According to Max, most of the memorial setup was still there Tuesday afternoon, including the cardboard posters, flowers and several candles.
Campus senior John Brubaker said he witnessed a fire burning a blue and white paper sign at around 6:40 p.m. Tuesday. He stomped it out immediately to avoid it spreading to other signs.
Brubaker said items had not been removed from the altar at that time, adding that he does not think that the fire was lit by the candles because they were far enough from each other.
However, the signs and Winnie the Pooh at the memorial altar were gone on Wednesday, according to a photo included in a Reddit post written by Kate Thursday. The post received more than 104,000 views as of Friday.
It remains unclear whether the fire was set intentionally. UCPD is investigating the incident as a case of unlawful fire or vandalism, according to UCPD Police Captain Sabrina Reich. She noted that UCPD was notified of burn marks along the base of the Sather Gate Thursday at 5:20 p.m and encourages anyone with information about this incident to contact 510-642-6760.
Students gathered again at Sather Gate Thursday to mourn the victims and repair the altar with informational posters.
Kate, who documented this incident in the Reddit post, said it was unexpected and was an “emotional shock” for her. She added that although posters for the movement have been taken down before, this occasion was different since Sather Gate is a campus landmark of more than 100 years and the fire left burn marks on it.
“My intention is to tell people on campus that this has happened. I basically wrote it in English because I would like to inform non-Chinese speaking people on what is going on campus because I realize a lot of them might not know,” Kate said. “The comment section is a little bit angrier than I expected, but I’m glad this is getting attention.”

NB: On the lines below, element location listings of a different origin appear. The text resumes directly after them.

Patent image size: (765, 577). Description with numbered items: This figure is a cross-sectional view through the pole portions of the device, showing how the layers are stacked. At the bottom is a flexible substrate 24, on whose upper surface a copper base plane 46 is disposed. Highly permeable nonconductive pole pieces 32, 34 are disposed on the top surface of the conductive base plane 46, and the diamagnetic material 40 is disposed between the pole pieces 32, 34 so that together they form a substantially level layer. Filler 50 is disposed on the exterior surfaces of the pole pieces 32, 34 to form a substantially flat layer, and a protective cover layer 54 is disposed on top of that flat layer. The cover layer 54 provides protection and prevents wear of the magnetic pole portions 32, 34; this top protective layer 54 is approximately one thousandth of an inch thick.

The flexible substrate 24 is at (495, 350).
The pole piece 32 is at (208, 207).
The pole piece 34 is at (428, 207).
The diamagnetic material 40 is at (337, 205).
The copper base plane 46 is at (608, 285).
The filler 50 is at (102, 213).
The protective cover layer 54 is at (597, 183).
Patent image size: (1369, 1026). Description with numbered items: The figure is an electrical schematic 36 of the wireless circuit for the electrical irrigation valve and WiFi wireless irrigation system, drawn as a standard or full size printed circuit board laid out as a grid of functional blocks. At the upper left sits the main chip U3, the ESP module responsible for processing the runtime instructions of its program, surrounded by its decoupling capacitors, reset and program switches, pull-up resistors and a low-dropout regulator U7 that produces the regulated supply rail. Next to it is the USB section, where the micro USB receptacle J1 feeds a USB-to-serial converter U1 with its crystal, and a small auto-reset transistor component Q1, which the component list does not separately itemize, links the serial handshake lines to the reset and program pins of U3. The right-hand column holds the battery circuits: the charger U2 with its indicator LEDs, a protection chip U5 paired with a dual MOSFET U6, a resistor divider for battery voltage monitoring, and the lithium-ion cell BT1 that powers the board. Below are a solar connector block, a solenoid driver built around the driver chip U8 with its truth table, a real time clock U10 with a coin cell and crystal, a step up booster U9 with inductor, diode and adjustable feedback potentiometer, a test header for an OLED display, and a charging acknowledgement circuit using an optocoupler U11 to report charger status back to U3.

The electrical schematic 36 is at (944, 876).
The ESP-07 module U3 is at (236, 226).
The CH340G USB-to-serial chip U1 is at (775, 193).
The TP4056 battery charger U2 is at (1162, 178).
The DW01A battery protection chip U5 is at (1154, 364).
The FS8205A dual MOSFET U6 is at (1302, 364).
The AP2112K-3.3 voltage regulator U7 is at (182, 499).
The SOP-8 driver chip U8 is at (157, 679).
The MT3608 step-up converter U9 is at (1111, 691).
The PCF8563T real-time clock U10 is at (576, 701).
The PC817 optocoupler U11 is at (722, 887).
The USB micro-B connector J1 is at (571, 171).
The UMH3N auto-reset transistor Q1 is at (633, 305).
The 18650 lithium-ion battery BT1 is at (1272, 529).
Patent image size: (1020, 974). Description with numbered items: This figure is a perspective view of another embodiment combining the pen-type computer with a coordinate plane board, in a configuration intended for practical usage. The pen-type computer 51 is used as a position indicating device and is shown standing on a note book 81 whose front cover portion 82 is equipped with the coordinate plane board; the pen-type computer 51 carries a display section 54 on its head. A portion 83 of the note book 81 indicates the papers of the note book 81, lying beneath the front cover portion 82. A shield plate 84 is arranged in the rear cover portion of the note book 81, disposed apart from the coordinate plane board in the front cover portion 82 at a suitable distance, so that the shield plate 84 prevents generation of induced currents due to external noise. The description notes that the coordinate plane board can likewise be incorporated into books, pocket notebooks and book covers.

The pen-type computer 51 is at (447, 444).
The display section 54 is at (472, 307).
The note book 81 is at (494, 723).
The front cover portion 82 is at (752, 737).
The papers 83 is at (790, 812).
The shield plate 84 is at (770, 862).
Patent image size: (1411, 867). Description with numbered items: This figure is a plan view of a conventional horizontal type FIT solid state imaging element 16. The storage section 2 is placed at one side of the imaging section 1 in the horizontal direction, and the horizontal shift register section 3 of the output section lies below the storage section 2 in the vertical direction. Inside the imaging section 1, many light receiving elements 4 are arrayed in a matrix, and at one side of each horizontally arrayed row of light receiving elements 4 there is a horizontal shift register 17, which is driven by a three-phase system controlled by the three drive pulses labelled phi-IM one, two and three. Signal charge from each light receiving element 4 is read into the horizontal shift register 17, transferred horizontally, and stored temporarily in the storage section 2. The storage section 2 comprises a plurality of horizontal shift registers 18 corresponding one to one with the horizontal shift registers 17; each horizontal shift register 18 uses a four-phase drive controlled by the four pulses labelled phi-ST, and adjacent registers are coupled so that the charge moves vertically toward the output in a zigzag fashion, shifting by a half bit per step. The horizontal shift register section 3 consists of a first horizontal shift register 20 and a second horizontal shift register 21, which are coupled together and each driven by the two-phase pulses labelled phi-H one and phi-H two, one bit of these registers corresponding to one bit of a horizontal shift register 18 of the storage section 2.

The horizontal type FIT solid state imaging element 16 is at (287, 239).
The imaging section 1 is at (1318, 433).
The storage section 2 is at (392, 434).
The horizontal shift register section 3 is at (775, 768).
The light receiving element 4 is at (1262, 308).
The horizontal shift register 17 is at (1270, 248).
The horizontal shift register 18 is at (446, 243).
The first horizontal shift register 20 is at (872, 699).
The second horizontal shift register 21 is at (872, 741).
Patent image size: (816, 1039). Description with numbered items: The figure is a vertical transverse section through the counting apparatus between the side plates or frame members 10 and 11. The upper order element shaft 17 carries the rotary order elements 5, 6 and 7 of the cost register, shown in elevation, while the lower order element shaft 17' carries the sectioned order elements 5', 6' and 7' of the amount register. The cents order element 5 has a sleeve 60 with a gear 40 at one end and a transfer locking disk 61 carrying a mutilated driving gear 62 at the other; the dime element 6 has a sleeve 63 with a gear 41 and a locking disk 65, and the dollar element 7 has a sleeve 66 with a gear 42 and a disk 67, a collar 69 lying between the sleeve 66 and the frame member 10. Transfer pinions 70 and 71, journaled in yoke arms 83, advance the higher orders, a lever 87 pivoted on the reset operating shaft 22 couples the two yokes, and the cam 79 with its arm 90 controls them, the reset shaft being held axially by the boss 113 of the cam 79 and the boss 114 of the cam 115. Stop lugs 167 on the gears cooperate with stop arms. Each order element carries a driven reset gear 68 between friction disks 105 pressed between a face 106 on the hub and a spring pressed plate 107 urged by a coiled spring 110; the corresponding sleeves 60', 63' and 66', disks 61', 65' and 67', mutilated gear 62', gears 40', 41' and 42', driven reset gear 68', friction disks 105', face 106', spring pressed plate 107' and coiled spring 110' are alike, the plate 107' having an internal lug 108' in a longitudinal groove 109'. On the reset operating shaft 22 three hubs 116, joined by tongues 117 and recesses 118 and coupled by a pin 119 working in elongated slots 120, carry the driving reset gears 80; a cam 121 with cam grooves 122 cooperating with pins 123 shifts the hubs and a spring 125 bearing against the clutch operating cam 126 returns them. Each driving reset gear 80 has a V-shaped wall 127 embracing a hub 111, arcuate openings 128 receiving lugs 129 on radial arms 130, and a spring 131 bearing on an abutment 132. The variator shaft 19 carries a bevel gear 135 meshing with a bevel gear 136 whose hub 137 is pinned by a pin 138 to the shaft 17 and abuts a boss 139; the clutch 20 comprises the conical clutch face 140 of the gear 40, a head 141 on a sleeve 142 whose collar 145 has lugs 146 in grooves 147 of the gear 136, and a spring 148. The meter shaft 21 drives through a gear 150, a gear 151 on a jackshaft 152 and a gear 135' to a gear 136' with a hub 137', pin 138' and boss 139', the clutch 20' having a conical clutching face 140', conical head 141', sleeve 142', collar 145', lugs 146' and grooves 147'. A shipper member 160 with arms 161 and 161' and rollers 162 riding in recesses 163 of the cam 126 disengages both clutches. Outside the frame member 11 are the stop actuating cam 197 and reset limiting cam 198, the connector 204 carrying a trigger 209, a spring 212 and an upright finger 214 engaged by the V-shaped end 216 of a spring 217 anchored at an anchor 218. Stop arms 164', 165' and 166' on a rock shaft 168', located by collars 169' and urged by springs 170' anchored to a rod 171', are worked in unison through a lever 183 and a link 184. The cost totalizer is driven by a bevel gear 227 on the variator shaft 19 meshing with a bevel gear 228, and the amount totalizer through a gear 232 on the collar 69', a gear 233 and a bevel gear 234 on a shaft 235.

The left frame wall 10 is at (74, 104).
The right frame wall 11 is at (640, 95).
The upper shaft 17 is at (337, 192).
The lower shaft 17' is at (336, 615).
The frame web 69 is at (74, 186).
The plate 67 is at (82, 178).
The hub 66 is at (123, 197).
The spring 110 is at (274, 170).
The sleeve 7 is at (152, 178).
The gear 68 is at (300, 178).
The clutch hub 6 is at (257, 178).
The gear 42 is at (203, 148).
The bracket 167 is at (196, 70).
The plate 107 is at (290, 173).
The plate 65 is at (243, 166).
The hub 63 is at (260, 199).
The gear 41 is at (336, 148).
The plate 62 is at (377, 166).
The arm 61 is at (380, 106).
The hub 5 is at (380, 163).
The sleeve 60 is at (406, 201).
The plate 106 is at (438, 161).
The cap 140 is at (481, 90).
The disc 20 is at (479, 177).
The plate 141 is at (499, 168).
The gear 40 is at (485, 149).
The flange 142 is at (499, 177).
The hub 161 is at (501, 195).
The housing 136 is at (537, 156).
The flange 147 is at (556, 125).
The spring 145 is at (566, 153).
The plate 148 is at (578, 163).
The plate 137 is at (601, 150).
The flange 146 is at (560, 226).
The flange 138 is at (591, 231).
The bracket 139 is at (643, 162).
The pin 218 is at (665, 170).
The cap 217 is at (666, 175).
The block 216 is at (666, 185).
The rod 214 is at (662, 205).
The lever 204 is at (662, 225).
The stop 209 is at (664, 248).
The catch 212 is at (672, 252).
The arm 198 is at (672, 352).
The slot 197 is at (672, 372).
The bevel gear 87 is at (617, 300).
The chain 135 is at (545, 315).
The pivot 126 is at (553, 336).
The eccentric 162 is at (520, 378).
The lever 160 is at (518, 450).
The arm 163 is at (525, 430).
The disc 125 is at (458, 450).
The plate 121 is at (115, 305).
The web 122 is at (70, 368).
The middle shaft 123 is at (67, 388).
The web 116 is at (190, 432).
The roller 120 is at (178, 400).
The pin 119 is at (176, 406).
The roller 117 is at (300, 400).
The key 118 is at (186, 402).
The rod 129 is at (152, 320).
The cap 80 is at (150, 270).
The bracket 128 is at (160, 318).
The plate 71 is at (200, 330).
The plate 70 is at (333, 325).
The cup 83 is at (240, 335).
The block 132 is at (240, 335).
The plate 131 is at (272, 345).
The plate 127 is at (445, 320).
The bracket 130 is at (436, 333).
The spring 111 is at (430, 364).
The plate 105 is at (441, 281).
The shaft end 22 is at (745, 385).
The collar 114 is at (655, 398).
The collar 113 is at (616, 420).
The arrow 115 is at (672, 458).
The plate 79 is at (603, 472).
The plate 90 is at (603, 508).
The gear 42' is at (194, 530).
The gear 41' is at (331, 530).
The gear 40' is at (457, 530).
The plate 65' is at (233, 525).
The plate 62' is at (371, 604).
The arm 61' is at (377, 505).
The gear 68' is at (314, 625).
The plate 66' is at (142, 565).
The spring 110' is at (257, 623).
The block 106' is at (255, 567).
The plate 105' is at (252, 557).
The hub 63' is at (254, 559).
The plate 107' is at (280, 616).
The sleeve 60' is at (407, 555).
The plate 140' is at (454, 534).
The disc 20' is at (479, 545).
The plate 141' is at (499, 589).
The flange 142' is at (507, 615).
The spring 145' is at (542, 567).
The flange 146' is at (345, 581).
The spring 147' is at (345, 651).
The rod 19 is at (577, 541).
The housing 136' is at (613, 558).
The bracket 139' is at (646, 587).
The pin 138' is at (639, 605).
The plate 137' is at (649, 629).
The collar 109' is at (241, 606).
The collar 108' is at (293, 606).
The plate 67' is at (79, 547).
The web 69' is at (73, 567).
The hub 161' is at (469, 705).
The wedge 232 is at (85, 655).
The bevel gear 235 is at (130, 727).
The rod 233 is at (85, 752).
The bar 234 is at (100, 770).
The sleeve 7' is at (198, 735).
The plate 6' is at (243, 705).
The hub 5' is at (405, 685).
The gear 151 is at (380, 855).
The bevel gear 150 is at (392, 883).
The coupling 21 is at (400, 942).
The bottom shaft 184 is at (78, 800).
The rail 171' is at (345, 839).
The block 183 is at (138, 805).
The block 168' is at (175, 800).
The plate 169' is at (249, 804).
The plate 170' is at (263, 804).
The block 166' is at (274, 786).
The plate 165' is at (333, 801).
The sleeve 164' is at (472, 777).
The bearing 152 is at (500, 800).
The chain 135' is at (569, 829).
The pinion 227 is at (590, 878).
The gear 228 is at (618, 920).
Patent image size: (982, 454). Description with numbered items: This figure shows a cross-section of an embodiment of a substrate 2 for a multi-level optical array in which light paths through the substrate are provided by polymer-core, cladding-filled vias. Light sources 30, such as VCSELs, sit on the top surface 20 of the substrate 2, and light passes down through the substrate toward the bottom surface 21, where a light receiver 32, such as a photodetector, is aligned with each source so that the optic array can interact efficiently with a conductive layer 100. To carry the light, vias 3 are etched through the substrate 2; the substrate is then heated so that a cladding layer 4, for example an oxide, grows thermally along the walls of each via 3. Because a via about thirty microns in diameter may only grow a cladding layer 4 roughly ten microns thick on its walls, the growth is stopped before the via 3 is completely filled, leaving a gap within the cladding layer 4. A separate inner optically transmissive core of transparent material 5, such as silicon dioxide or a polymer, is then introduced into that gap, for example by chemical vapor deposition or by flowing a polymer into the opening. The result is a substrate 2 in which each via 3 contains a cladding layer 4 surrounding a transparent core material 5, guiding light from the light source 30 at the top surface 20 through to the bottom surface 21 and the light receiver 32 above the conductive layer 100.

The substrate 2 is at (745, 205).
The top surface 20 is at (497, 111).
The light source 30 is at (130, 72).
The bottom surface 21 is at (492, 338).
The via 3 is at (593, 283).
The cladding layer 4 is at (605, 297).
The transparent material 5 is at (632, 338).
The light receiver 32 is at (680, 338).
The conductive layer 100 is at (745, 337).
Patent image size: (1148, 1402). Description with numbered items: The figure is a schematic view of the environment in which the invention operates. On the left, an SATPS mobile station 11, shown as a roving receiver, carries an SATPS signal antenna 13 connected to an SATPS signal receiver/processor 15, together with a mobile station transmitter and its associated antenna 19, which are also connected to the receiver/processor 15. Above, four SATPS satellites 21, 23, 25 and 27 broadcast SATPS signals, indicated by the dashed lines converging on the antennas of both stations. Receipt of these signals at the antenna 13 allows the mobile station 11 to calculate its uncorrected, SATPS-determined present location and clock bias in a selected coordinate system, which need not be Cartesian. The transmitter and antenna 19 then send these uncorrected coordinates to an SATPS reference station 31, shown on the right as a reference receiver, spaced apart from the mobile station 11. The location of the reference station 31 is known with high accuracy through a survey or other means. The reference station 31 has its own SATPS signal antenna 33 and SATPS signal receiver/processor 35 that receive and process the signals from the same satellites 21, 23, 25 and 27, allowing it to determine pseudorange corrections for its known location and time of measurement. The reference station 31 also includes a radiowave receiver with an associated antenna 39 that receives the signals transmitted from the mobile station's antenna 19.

Though the post originally included the name of the person who claimed and later denied having set the fire, the Reddit moderator requested Kate conceal the individual’s identity. The comment section of the post has been modified as of press time. Kate said her original intention was not to start a “witch hunt” but to prompt an apology from whoever may have set the fire.
She noted that to set fire to a memorial for people killed by a fire is “a huge insult,” and another vigil was held Thursday as a reaction to the incident.
“It is so horrible to hear what happened to the beautiful vigil that was there. It goes without saying that these are not unique incidents,” Sonamtso said. “Intimidation, even assault, these are all things that people in our movement have had to deal with for decades.”
Max alleged that he has seen Chinese Communist Party followers say they are “furious to see these protesting posters and have hence angrily torn them down” in social media posts at higher education institutions including UC Santa Barbara and the University of Oxford.
He added that he was frustrated with the specific individuals from China who Max alleged have such “arrogant disrespect” for the freedom of speech in Western countries.
“It is only other Chinese people who would turn their backs on Chinese citizens who are stepping up and protesting for a brighter and freer future for all of us,” Max said.